As the nation observes National Park Week, the Interior Department released a report Wednesday touting that visits to national parks added $35.8 billion to the U.S. economy in 2017 – a nearly $1 billion increase from the year prior – and supported 306,000 jobs.
The National Park Service said more than 330 million visitors spent $18.2 billion in the communities near the national parks last year.
“This report illustrates the incredible economic value of our national parks,” Interior Secretary Ryan Zinke said in a statement, “and further shows the value in President Trump‘s plan to rebuild park infrastructure.”
The annual report comes not long after Zinke backed down on his proposal to nearly triple entrance fees for some of the country’s most-visited parks to pay for the parks systems’ $11 billion maintenance backlog.
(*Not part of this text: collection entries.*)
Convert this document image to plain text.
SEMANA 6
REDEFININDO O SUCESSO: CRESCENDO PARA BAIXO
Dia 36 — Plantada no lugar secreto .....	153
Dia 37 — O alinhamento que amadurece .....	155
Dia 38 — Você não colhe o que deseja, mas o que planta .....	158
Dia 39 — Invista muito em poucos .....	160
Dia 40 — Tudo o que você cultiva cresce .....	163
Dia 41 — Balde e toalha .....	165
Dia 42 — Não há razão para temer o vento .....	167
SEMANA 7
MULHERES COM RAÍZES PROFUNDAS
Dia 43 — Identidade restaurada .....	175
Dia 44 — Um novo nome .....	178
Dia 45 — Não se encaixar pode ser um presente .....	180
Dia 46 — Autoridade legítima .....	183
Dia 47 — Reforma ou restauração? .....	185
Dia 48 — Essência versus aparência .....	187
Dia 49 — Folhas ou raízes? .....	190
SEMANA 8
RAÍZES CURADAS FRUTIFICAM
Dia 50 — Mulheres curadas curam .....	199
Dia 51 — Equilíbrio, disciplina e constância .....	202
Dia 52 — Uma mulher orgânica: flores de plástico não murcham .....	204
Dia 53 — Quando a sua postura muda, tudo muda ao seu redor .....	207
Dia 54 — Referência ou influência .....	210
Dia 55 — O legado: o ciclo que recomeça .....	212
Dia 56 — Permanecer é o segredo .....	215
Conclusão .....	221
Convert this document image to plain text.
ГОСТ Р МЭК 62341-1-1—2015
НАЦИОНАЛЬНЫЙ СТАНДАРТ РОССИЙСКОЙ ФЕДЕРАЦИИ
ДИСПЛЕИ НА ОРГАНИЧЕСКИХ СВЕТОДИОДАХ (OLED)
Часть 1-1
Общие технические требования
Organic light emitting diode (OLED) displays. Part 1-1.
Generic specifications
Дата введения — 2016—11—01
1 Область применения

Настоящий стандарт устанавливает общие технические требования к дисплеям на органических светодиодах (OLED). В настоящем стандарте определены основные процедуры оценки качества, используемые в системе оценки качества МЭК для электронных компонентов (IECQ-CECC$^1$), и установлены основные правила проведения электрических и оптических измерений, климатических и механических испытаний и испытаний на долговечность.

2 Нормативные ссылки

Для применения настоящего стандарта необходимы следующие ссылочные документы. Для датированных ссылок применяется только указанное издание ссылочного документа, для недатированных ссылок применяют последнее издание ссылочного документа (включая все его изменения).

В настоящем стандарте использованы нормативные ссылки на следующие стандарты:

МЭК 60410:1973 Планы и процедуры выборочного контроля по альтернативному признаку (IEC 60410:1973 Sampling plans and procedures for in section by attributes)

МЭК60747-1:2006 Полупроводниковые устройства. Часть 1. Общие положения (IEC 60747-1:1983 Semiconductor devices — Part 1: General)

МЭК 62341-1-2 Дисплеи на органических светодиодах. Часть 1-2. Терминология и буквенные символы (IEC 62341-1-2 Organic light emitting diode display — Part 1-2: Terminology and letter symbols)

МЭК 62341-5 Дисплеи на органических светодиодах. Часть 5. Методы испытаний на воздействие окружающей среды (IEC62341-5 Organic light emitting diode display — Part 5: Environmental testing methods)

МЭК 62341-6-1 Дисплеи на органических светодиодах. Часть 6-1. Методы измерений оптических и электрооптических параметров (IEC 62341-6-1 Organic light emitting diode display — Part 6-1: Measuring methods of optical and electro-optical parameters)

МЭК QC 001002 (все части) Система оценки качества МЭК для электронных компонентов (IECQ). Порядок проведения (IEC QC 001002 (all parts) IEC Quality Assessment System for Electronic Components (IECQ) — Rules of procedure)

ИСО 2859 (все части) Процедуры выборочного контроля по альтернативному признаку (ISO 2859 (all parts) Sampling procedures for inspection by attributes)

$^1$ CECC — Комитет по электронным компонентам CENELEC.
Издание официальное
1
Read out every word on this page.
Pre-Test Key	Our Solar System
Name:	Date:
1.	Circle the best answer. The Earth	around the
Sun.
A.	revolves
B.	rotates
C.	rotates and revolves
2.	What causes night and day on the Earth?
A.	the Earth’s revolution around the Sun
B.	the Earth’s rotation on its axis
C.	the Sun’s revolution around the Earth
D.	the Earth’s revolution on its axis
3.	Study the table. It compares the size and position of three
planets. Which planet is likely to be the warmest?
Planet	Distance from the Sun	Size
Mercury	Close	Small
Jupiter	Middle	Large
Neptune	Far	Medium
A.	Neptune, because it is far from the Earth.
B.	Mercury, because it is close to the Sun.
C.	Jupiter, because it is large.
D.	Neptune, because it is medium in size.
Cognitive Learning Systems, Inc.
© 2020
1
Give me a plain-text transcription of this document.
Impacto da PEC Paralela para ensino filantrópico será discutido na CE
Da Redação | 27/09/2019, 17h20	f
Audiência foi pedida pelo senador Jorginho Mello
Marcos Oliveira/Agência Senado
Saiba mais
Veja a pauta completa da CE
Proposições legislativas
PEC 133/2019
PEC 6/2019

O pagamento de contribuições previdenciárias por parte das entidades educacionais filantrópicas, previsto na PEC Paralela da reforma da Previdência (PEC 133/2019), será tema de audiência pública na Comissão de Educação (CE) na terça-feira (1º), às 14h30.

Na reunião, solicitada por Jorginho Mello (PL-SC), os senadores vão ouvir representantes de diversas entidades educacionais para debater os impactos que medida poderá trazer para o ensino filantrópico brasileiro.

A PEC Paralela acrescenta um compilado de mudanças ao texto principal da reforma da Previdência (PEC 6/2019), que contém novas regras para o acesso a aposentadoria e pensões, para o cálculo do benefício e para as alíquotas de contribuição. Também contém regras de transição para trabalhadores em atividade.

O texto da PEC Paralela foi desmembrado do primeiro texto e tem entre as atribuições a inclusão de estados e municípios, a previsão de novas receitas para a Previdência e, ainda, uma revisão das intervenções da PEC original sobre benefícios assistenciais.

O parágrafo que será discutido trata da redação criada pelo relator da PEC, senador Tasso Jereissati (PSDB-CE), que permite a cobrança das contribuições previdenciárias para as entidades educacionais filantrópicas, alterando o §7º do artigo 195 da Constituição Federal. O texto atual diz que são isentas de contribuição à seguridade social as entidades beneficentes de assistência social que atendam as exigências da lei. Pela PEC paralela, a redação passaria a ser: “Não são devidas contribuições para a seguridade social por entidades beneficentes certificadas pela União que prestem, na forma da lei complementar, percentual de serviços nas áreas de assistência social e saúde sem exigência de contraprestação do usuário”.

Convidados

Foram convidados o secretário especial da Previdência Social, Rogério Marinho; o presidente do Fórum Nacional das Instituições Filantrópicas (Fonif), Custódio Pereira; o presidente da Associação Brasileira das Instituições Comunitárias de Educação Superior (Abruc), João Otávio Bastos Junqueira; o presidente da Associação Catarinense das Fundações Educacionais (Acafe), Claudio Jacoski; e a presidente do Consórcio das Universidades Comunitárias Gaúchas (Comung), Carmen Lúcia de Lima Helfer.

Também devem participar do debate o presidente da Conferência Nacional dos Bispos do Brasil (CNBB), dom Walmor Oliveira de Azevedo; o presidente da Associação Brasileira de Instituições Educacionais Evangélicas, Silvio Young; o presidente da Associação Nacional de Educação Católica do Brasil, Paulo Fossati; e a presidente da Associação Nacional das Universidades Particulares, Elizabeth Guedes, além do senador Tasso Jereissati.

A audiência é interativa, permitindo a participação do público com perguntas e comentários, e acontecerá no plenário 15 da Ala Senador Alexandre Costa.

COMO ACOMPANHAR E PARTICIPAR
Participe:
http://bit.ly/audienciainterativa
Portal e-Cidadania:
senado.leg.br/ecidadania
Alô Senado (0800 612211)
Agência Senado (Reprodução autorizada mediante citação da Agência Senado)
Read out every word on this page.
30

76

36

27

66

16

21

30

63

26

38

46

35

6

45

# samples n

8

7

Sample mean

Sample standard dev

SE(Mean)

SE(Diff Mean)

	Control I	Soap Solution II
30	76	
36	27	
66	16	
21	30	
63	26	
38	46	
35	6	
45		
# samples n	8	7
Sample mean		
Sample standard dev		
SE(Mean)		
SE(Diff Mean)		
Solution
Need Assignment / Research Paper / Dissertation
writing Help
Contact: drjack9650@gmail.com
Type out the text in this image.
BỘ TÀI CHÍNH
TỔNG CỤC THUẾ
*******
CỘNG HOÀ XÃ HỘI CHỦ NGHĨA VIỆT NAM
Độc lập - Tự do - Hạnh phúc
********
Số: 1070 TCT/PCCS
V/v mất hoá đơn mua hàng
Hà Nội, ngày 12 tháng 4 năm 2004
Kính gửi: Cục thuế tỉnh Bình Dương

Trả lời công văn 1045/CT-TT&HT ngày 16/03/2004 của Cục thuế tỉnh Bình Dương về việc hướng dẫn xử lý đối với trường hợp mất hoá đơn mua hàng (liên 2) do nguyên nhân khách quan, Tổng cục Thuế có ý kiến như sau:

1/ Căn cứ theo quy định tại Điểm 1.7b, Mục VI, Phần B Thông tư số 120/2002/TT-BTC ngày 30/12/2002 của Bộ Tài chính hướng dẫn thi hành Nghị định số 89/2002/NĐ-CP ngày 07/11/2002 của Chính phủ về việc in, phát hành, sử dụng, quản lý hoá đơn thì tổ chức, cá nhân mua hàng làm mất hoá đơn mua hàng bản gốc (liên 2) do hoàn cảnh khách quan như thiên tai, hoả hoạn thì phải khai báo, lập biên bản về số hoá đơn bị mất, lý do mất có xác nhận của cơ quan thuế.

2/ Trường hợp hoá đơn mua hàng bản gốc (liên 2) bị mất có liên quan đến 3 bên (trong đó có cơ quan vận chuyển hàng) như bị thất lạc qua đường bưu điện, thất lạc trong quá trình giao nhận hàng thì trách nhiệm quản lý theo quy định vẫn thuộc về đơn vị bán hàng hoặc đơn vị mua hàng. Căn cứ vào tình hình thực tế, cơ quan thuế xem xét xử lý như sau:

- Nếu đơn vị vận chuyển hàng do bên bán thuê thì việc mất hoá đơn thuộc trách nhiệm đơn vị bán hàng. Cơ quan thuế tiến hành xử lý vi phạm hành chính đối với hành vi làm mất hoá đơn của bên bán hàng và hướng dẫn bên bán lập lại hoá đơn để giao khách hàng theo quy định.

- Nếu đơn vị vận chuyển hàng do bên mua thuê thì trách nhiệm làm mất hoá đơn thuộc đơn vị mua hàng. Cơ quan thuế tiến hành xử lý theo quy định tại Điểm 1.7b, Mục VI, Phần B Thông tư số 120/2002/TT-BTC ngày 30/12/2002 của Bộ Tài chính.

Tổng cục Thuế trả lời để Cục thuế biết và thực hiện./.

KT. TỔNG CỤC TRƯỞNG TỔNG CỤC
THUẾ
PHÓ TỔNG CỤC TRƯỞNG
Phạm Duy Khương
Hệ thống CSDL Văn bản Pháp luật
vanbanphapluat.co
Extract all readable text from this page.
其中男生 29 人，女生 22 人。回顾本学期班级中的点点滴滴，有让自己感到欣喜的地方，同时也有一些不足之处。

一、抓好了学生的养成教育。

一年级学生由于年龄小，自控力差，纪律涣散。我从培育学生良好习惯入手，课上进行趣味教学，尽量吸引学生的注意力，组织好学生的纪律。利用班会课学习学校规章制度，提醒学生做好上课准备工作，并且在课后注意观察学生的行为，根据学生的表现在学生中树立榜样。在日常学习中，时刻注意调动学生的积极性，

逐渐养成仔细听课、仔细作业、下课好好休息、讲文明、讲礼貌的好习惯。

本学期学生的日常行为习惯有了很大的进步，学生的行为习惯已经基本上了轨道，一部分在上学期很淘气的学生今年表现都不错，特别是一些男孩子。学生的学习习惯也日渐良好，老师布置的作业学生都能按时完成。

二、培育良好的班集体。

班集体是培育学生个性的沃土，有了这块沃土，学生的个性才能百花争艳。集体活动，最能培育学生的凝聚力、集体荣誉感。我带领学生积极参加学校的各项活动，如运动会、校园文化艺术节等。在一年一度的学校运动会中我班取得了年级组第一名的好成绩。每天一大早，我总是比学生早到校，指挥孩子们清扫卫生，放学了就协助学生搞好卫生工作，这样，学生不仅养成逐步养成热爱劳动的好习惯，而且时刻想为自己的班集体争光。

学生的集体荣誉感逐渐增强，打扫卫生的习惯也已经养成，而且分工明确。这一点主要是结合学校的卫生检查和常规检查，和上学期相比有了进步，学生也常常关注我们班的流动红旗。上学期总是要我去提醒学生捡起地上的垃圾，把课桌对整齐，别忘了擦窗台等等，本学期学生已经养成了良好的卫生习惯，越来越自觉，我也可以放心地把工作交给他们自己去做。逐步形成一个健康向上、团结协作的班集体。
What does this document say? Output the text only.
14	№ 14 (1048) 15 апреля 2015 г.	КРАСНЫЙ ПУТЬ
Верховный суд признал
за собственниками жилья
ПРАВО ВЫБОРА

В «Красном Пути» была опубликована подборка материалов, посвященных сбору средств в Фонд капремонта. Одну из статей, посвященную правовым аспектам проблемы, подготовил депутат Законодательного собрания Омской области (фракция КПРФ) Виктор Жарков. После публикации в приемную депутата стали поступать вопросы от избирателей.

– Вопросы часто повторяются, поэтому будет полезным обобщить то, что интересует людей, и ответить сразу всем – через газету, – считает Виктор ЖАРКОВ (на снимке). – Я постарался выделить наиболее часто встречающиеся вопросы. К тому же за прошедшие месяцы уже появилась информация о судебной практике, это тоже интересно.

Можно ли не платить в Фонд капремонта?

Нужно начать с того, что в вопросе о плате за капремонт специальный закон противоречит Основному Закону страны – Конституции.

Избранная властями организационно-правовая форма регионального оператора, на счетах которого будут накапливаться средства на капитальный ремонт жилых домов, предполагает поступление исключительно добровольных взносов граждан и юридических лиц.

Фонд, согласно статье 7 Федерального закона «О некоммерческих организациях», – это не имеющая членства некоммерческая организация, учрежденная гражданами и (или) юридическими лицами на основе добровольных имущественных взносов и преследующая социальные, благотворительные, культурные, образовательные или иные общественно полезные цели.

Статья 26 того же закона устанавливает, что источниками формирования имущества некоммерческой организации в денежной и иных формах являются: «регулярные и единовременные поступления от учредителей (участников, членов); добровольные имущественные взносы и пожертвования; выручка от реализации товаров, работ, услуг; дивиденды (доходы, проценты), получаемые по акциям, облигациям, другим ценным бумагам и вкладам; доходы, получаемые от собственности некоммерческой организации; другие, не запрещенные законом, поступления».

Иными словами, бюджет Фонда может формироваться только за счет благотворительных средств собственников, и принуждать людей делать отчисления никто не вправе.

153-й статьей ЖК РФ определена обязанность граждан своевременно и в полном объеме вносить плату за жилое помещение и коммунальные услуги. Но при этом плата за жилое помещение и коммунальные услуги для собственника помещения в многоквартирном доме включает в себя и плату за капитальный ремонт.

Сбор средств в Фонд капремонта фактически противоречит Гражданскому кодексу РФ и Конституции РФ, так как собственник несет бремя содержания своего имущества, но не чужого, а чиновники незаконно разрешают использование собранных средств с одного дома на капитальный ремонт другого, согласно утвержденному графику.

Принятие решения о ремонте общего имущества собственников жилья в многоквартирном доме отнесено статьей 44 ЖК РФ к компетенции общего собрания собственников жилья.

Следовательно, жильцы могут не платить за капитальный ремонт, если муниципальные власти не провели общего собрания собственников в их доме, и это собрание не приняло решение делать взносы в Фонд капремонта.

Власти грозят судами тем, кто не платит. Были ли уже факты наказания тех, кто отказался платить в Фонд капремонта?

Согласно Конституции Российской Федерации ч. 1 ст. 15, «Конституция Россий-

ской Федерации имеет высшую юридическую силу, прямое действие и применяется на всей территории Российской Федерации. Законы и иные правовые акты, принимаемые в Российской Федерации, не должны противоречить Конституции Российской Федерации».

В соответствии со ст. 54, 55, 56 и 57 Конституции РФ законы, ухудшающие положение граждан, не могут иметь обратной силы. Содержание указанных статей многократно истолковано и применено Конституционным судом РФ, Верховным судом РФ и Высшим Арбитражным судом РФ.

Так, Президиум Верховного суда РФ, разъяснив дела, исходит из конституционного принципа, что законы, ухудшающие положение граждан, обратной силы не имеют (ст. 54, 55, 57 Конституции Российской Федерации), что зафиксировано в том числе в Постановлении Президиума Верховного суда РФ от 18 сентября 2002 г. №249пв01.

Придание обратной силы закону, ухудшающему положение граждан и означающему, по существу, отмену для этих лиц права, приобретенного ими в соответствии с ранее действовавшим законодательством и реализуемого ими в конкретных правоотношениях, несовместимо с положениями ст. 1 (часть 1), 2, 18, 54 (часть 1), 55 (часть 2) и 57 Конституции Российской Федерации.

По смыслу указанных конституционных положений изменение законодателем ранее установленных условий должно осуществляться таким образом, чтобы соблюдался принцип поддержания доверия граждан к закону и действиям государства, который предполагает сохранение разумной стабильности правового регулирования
Critics scorned the exorbitant rates for reducing park access for low-income Americans and the economic impact on national park gateway communities from decreased visitation.
National parks are vital to local economies. New report finds that national park visitation added $35.8 billion to the nation’s economy and supported 306K jobs: https://t.co/BUdhU9ceJH #FindYourPark pic.twitter.com/TZB8zDdon5
— US Department of the Interior (@Interior) April 25, 2018
John Garder, the senior director of budget and appropriations at the National Parks Conservation Association, told EcoWatch that the department’s announcement confirms the huge economic value of parks and is “one of many reasons to protect and repair them.”
In his statement, Zinke insisted on the need to close the maintenance backlog.
“As parks remain a popular destination for American families, we must continue to address deferred maintenance and infrastructure needs to ensure parks remain world-class destinations,” he said. “One of the ways the President and I are doing this is by partnering with Congress on a bipartisan bill to address the maintenance backlog.”
This proposed legislation would use up to $18 billion in new revenues from mining and drilling in America’s public lands and coastal waters to pay for the delayed park projects.